Patients who suffer from gingivitis are often advised to use disinfectant mouthwashes. In the future, the active ingredients in these products could be used in a completely different area: As scientists have reported in the journal Angewandte Chemie, Chlorhexidin and Alexidin increase programmed cell death and may be effective against cancers of the mouth and throat.
Sometimes researchers discover that established drugs have other effects in addition to those for which they were actually approved. For example acetylsalicylic acid (Aspirin) has commonly been used to treat pain and fever; more recently, however, it has also been prescribed to thrombosis-prone patients as a blood thinner. A team headed by Thorsten Berg is now convinced that many low-molecular drugs already in use demonstrate previously unrecognized activity toward interactions between proteins, which may be of therapeutic use.

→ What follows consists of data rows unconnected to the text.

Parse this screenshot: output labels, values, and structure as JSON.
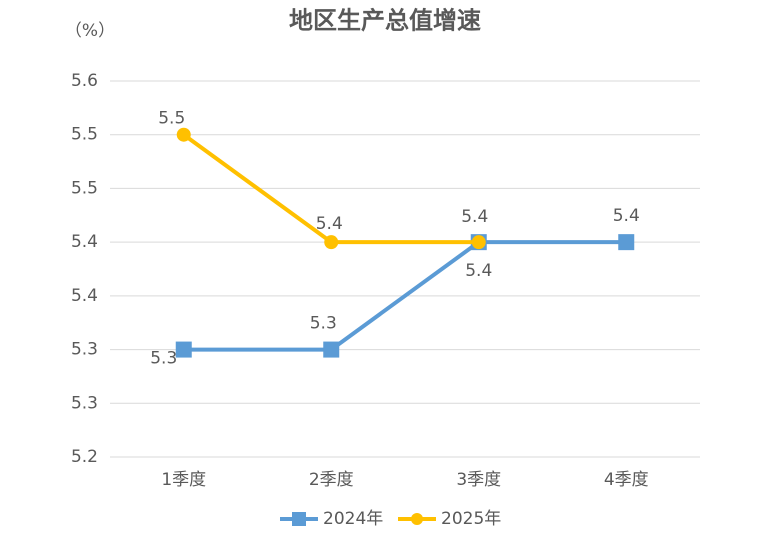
{
  "chart_data": {
    "type": "line",
    "title": "地区生产总值增速",
    "y_unit_label": "（%）",
    "categories": [
      "1季度",
      "2季度",
      "3季度",
      "4季度"
    ],
    "series": [
      {
        "name": "2024年",
        "color": "#5b9bd5",
        "marker": "square",
        "values": [
          5.3,
          5.3,
          5.4,
          5.4
        ]
      },
      {
        "name": "2025年",
        "color": "#ffc000",
        "marker": "circle",
        "values": [
          5.5,
          5.4,
          5.4,
          null
        ]
      }
    ],
    "ylim": [
      5.2,
      5.55
    ],
    "yticks": [
      5.2,
      {
        "value": 5.25,
        "label": "5.3"
      },
      5.3,
      {
        "value": 5.35,
        "label": "5.4"
      },
      5.4,
      {
        "value": 5.45,
        "label": "5.5"
      },
      5.5,
      {
        "value": 5.55,
        "label": "5.6"
      }
    ],
    "grid": true,
    "legend": "bottom"
  }
}
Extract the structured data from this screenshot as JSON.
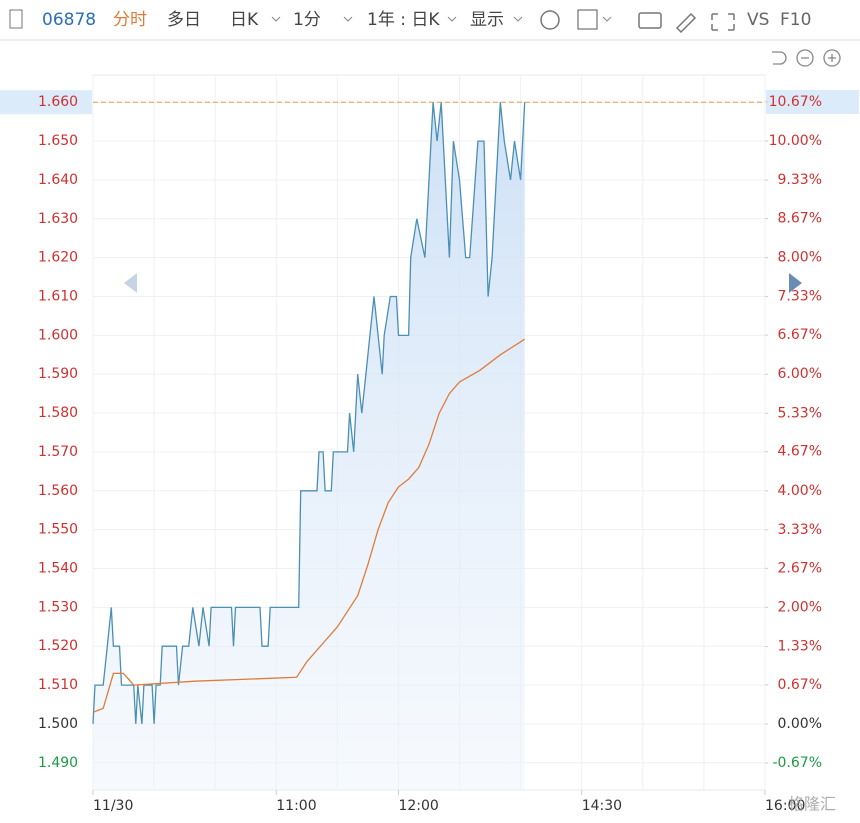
{
  "toolbar": {
    "code": "06878",
    "tabs": [
      "分时",
      "多日",
      "日K",
      "1分",
      "1年 : 日K",
      "显示"
    ],
    "tools": [
      "VS",
      "F10"
    ]
  },
  "watermark": "格隆汇",
  "chart_data": {
    "type": "line",
    "xlim": [
      0,
      330
    ],
    "xticks": [
      {
        "value": 0,
        "label": "11/30"
      },
      {
        "value": 90,
        "label": "11:00"
      },
      {
        "value": 150,
        "label": "12:00"
      },
      {
        "value": 240,
        "label": "14:30"
      },
      {
        "value": 330,
        "label": "16:00"
      }
    ],
    "x_grid_lines": [
      30,
      60,
      120,
      180,
      210,
      270,
      300
    ],
    "ylim": [
      1.483,
      1.667
    ],
    "yticks": [
      {
        "value": 1.49,
        "label": "1.490"
      },
      {
        "value": 1.5,
        "label": "1.500"
      },
      {
        "value": 1.51,
        "label": "1.510"
      },
      {
        "value": 1.52,
        "label": "1.520"
      },
      {
        "value": 1.53,
        "label": "1.530"
      },
      {
        "value": 1.54,
        "label": "1.540"
      },
      {
        "value": 1.55,
        "label": "1.550"
      },
      {
        "value": 1.56,
        "label": "1.560"
      },
      {
        "value": 1.57,
        "label": "1.570"
      },
      {
        "value": 1.58,
        "label": "1.580"
      },
      {
        "value": 1.59,
        "label": "1.590"
      },
      {
        "value": 1.6,
        "label": "1.600"
      },
      {
        "value": 1.61,
        "label": "1.610"
      },
      {
        "value": 1.62,
        "label": "1.620"
      },
      {
        "value": 1.63,
        "label": "1.630"
      },
      {
        "value": 1.64,
        "label": "1.640"
      },
      {
        "value": 1.65,
        "label": "1.650"
      },
      {
        "value": 1.66,
        "label": "1.660"
      }
    ],
    "y2lim": [
      -1.133,
      11.133
    ],
    "y2ticks": [
      {
        "value": -0.67,
        "label": "-0.67%"
      },
      {
        "value": 0,
        "label": "0.00%"
      },
      {
        "value": 0.67,
        "label": "0.67%"
      },
      {
        "value": 1.33,
        "label": "1.33%"
      },
      {
        "value": 2,
        "label": "2.00%"
      },
      {
        "value": 2.67,
        "label": "2.67%"
      },
      {
        "value": 3.33,
        "label": "3.33%"
      },
      {
        "value": 4,
        "label": "4.00%"
      },
      {
        "value": 4.67,
        "label": "4.67%"
      },
      {
        "value": 5.33,
        "label": "5.33%"
      },
      {
        "value": 6,
        "label": "6.00%"
      },
      {
        "value": 6.67,
        "label": "6.67%"
      },
      {
        "value": 7.33,
        "label": "7.33%"
      },
      {
        "value": 8,
        "label": "8.00%"
      },
      {
        "value": 8.67,
        "label": "8.67%"
      },
      {
        "value": 9.33,
        "label": "9.33%"
      },
      {
        "value": 10,
        "label": "10.00%"
      },
      {
        "value": 10.67,
        "label": "10.67%"
      }
    ],
    "base_value": 1.5,
    "tick_colors": {
      "up": "#d0302f",
      "flat": "#333333",
      "down": "#1e9b46"
    },
    "ref_line": 1.66,
    "ref_color": "#e09a50",
    "grid": true,
    "series": [
      {
        "color": "#4a8fb5",
        "area": true,
        "x": [
          0,
          1,
          5,
          7,
          9,
          10,
          13,
          14,
          20,
          21,
          22,
          24,
          25,
          29,
          30,
          31,
          33,
          34,
          41,
          42,
          44,
          47,
          49,
          52,
          54,
          57,
          58,
          68,
          69,
          70,
          82,
          83,
          86,
          87,
          101,
          102,
          110,
          111,
          113,
          114,
          117,
          118,
          125,
          126,
          128,
          130,
          132,
          134,
          136,
          138,
          140,
          142,
          143,
          146,
          149,
          150,
          155,
          156,
          159,
          163,
          165,
          167,
          169,
          171,
          173,
          175,
          177,
          180,
          183,
          185,
          189,
          192,
          194,
          196,
          200,
          202,
          205,
          207,
          210,
          212
        ],
        "values": [
          1.5,
          1.51,
          1.51,
          1.52,
          1.53,
          1.52,
          1.52,
          1.51,
          1.51,
          1.5,
          1.51,
          1.5,
          1.51,
          1.51,
          1.5,
          1.51,
          1.51,
          1.52,
          1.52,
          1.51,
          1.52,
          1.52,
          1.53,
          1.52,
          1.53,
          1.52,
          1.53,
          1.53,
          1.52,
          1.53,
          1.53,
          1.52,
          1.52,
          1.53,
          1.53,
          1.56,
          1.56,
          1.57,
          1.57,
          1.56,
          1.56,
          1.57,
          1.57,
          1.58,
          1.57,
          1.59,
          1.58,
          1.59,
          1.6,
          1.61,
          1.6,
          1.59,
          1.6,
          1.61,
          1.61,
          1.6,
          1.6,
          1.62,
          1.63,
          1.62,
          1.64,
          1.66,
          1.65,
          1.66,
          1.64,
          1.62,
          1.65,
          1.64,
          1.62,
          1.62,
          1.65,
          1.65,
          1.61,
          1.62,
          1.66,
          1.65,
          1.64,
          1.65,
          1.64,
          1.66
        ]
      },
      {
        "color": "#e07b39",
        "area": false,
        "x": [
          0,
          5,
          10,
          15,
          20,
          50,
          100,
          105,
          110,
          115,
          120,
          125,
          130,
          135,
          140,
          145,
          150,
          155,
          160,
          165,
          170,
          175,
          180,
          190,
          200,
          212
        ],
        "values": [
          1.503,
          1.504,
          1.513,
          1.513,
          1.51,
          1.511,
          1.512,
          1.516,
          1.519,
          1.522,
          1.525,
          1.529,
          1.533,
          1.541,
          1.55,
          1.557,
          1.561,
          1.563,
          1.566,
          1.572,
          1.58,
          1.585,
          1.588,
          1.591,
          1.595,
          1.599
        ]
      }
    ]
  }
}
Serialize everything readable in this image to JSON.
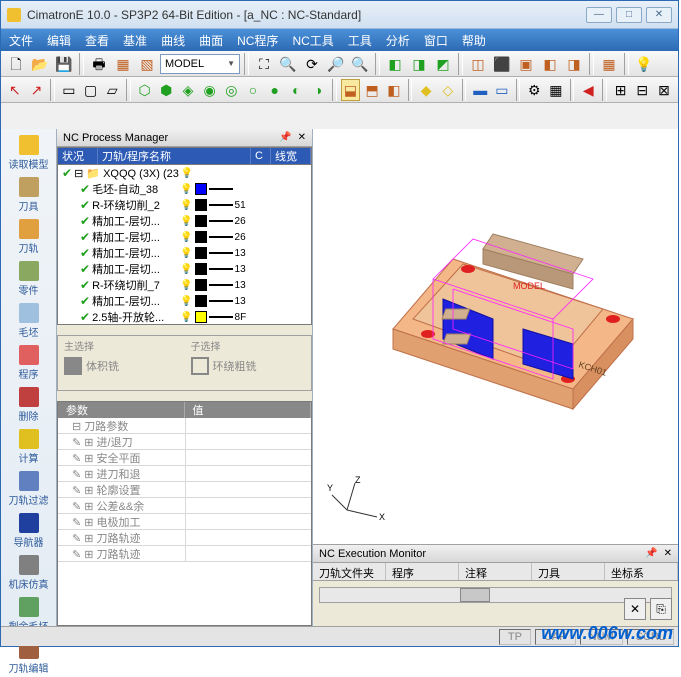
{
  "title": "CimatronE 10.0 - SP3P2 64-Bit Edition - [a_NC : NC-Standard]",
  "menus": [
    "文件",
    "编辑",
    "查看",
    "基准",
    "曲线",
    "曲面",
    "NC程序",
    "NC工具",
    "工具",
    "分析",
    "窗口",
    "帮助"
  ],
  "model_dropdown": "MODEL",
  "leftbar": [
    {
      "label": "读取模型",
      "color": "#f0c030"
    },
    {
      "label": "刀具",
      "color": "#c0a060"
    },
    {
      "label": "刀轨",
      "color": "#e0a040"
    },
    {
      "label": "零件",
      "color": "#8aa860"
    },
    {
      "label": "毛坯",
      "color": "#a0c0e0"
    },
    {
      "label": "程序",
      "color": "#e06060"
    },
    {
      "label": "删除",
      "color": "#c04040"
    },
    {
      "label": "计算",
      "color": "#e0c020"
    },
    {
      "label": "刀轨过滤",
      "color": "#6080c0"
    },
    {
      "label": "导航器",
      "color": "#2040a0"
    },
    {
      "label": "机床仿真",
      "color": "#808080"
    },
    {
      "label": "剩余毛坯",
      "color": "#60a060"
    },
    {
      "label": "刀轨编辑",
      "color": "#a06040"
    }
  ],
  "nc_panel_title": "NC Process Manager",
  "tree_headers": {
    "c1": "状况",
    "c2": "刀轨/程序名称",
    "c3": "C",
    "c4": "线宽"
  },
  "tree_root": "XQQQ (3X) (23",
  "tree_rows": [
    {
      "name": "毛坯-自动_38",
      "color": "#0000ff",
      "lw": ""
    },
    {
      "name": "R-环绕切削_2",
      "color": "#000000",
      "lw": "51"
    },
    {
      "name": "精加工-层切...",
      "color": "#000000",
      "lw": "26"
    },
    {
      "name": "精加工-层切...",
      "color": "#000000",
      "lw": "26"
    },
    {
      "name": "精加工-层切...",
      "color": "#000000",
      "lw": "13"
    },
    {
      "name": "精加工-层切...",
      "color": "#000000",
      "lw": "13"
    },
    {
      "name": "R-环绕切削_7",
      "color": "#000000",
      "lw": "13"
    },
    {
      "name": "精加工-层切...",
      "color": "#000000",
      "lw": "13"
    },
    {
      "name": "2.5轴-开放轮...",
      "color": "#ffff00",
      "lw": "8F"
    }
  ],
  "sel_main_label": "主选择",
  "sel_main_val": "体积铣",
  "sel_sub_label": "子选择",
  "sel_sub_val": "环绕粗铣",
  "param_head1": "参数",
  "param_head2": "值",
  "param_rows": [
    "刀路参数",
    "进/退刀",
    "安全平面",
    "进刀和退",
    "轮廓设置",
    "公差&&余",
    "电极加工",
    "刀路轨迹",
    "刀路轨迹"
  ],
  "exec_title": "NC Execution Monitor",
  "exec_cols": [
    "刀轨文件夹",
    "程序",
    "注释",
    "刀具",
    "坐标系"
  ],
  "status": {
    "tp": "TP",
    "cap": "CAP",
    "num": "NUM",
    "scrl": "SCRL"
  },
  "axis": {
    "x": "X",
    "y": "Y",
    "z": "Z"
  },
  "model_label": "MODEL",
  "part_label": "KCH01",
  "watermark": "www.006w.com",
  "colors": {
    "part_base": "#f4b888",
    "part_edge": "#c0704a",
    "pockets": "#2020e0",
    "top_slab": "#d0b090",
    "holes": "#e02020",
    "wire": "#ff20ff",
    "bg": "#ffffff"
  }
}
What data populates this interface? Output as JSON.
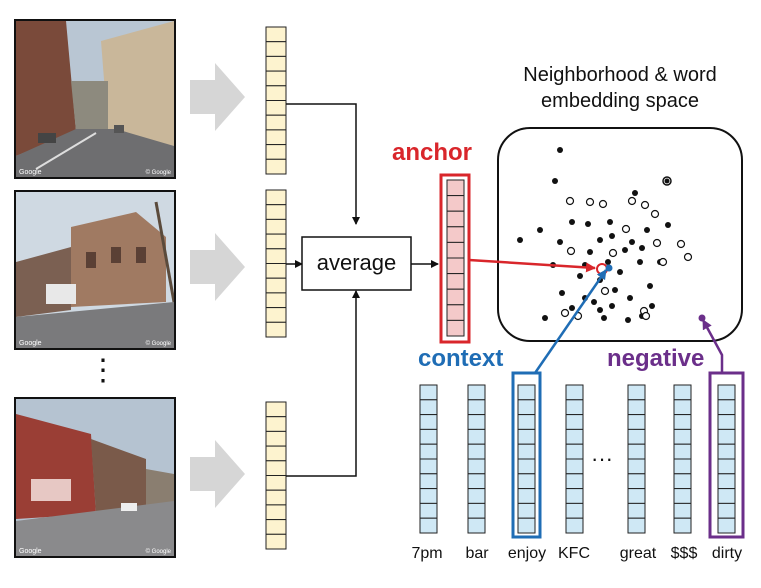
{
  "title_line1": "Neighborhood & word",
  "title_line2": "embedding space",
  "average_label": "average",
  "anchor_label": "anchor",
  "context_label": "context",
  "negative_label": "negative",
  "ellipsis_vertical": "⋮",
  "ellipsis_horizontal": "···",
  "photo_credit_left": "Google",
  "photo_credit_right": "© Google",
  "words": [
    "7pm",
    "bar",
    "enjoy",
    "KFC",
    "great",
    "$$$",
    "dirty"
  ],
  "colors": {
    "anchor": "#d9262b",
    "context": "#1f6db5",
    "negative": "#6b2f8a",
    "image_vector": "#fdf3cf",
    "anchor_vector": "#f4c9c9",
    "word_vector": "#cfe8f5",
    "big_arrow": "#d6d6d6"
  }
}
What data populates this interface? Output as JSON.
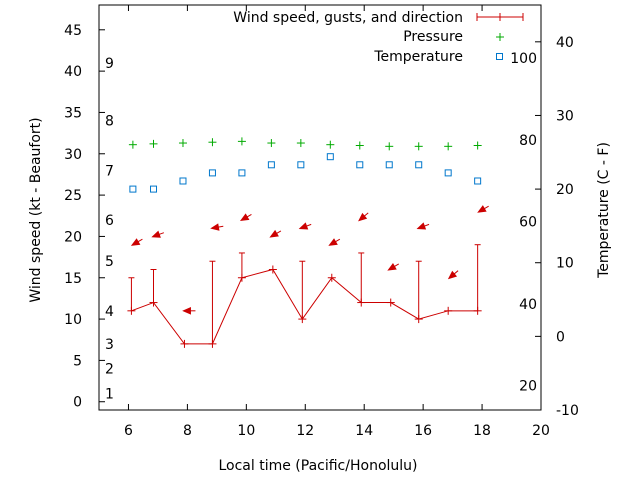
{
  "chart_data": {
    "type": "line",
    "title": "",
    "xlabel": "Local time (Pacific/Honolulu)",
    "ylabel": "Wind speed (kt - Beaufort)",
    "y2label": "Temperature (C - F)",
    "xlim": [
      5,
      20
    ],
    "ylim": [
      -1,
      48
    ],
    "y2lim": [
      -10,
      45
    ],
    "xticks": [
      "6",
      "8",
      "10",
      "12",
      "14",
      "16",
      "18",
      "20"
    ],
    "yticks": [
      "0",
      "5",
      "10",
      "15",
      "20",
      "25",
      "30",
      "35",
      "40",
      "45"
    ],
    "y2ticks": [
      "-10",
      "0",
      "10",
      "20",
      "30",
      "40"
    ],
    "beaufort_labels": [
      {
        "label": "1",
        "y": 1
      },
      {
        "label": "2",
        "y": 4
      },
      {
        "label": "3",
        "y": 7
      },
      {
        "label": "4",
        "y": 11
      },
      {
        "label": "5",
        "y": 17
      },
      {
        "label": "6",
        "y": 22
      },
      {
        "label": "7",
        "y": 28
      },
      {
        "label": "8",
        "y": 34
      },
      {
        "label": "9",
        "y": 41
      }
    ],
    "fahrenheit_labels": [
      {
        "label": "20",
        "y2": -6.7
      },
      {
        "label": "40",
        "y2": 4.4
      },
      {
        "label": "60",
        "y2": 15.6
      },
      {
        "label": "80",
        "y2": 26.7
      },
      {
        "label": "100",
        "y2": 37.8
      }
    ],
    "legend": [
      {
        "name": "Wind speed, gusts, and direction",
        "symbol": "errorbar-line",
        "color": "#cc0000"
      },
      {
        "name": "Pressure",
        "symbol": "plus",
        "color": "#00aa00"
      },
      {
        "name": "Temperature",
        "symbol": "square",
        "color": "#0077cc"
      }
    ],
    "series": [
      {
        "name": "Wind speed",
        "x": [
          6.1,
          6.85,
          7.9,
          8.85,
          9.85,
          10.9,
          11.9,
          12.9,
          13.9,
          14.9,
          15.85,
          16.85,
          17.85
        ],
        "values": [
          11,
          12,
          7,
          7,
          15,
          16,
          10,
          15,
          12,
          12,
          10,
          11,
          11
        ],
        "gusts": [
          15,
          16,
          7,
          17,
          18,
          16,
          17,
          15,
          18,
          12,
          17,
          11,
          19
        ]
      },
      {
        "name": "Direction arrows",
        "x": [
          6.15,
          6.85,
          7.9,
          8.85,
          9.85,
          10.85,
          11.85,
          12.85,
          13.85,
          14.85,
          15.85,
          16.9,
          17.9
        ],
        "values": [
          19,
          20,
          11,
          21,
          22,
          20,
          21,
          19,
          22,
          16,
          21,
          15,
          23
        ],
        "angle_deg": [
          -30,
          -20,
          0,
          -10,
          -30,
          -30,
          -20,
          -30,
          -40,
          -30,
          -20,
          -40,
          -30
        ]
      },
      {
        "name": "Pressure",
        "x": [
          6.15,
          6.85,
          7.85,
          8.85,
          9.85,
          10.85,
          11.85,
          12.85,
          13.85,
          14.85,
          15.85,
          16.85,
          17.85
        ],
        "values": [
          31.1,
          31.2,
          31.3,
          31.4,
          31.5,
          31.3,
          31.3,
          31.1,
          31.0,
          30.9,
          30.9,
          30.9,
          31.0
        ]
      },
      {
        "name": "Temperature",
        "x": [
          6.15,
          6.85,
          7.85,
          8.85,
          9.85,
          10.85,
          11.85,
          12.85,
          13.85,
          14.85,
          15.85,
          16.85,
          17.85
        ],
        "values": [
          20.0,
          20.0,
          21.1,
          22.2,
          22.2,
          23.3,
          23.3,
          24.4,
          23.3,
          23.3,
          23.3,
          22.2,
          21.1
        ]
      }
    ]
  }
}
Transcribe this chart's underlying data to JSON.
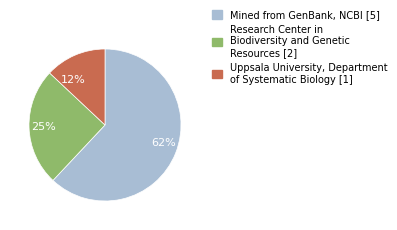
{
  "slices": [
    62,
    25,
    13
  ],
  "labels": [
    "62%",
    "25%",
    "12%"
  ],
  "colors": [
    "#a8bdd4",
    "#8fba6a",
    "#c96b50"
  ],
  "legend_labels": [
    "Mined from GenBank, NCBI [5]",
    "Research Center in\nBiodiversity and Genetic\nResources [2]",
    "Uppsala University, Department\nof Systematic Biology [1]"
  ],
  "legend_colors": [
    "#a8bdd4",
    "#8fba6a",
    "#c96b50"
  ],
  "startangle": 90,
  "text_color": "white",
  "fontsize": 8,
  "legend_fontsize": 7,
  "background_color": "#ffffff"
}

The team of scientists from the University of Leipzig, the Max Planck Institute for Biochemistry, the Center for Integrated Protein Science Munich, the Helmholtz Center Munich, the Technical University Munich, and the ETH Zurich were out to use a protein–protein interaction relevant for human health to demonstrate the interactions between two proteins whose interaction controls apoptosis, or programmed cell death. Both proteins are from the same protein family. The first protein, Bad, initiates apoptosis-promoting protein to inhibit it.
The researchers proceeded to screen a collection of over 4000 substances known as a compound library. The majority of the compounds in the library are small molecules in clinical use. Binding experiments were used to determine which of the substances inhibit the binding of the two target proteins. To determine the specificity of the "hits", their effects on other protein–protein interactions were also tested.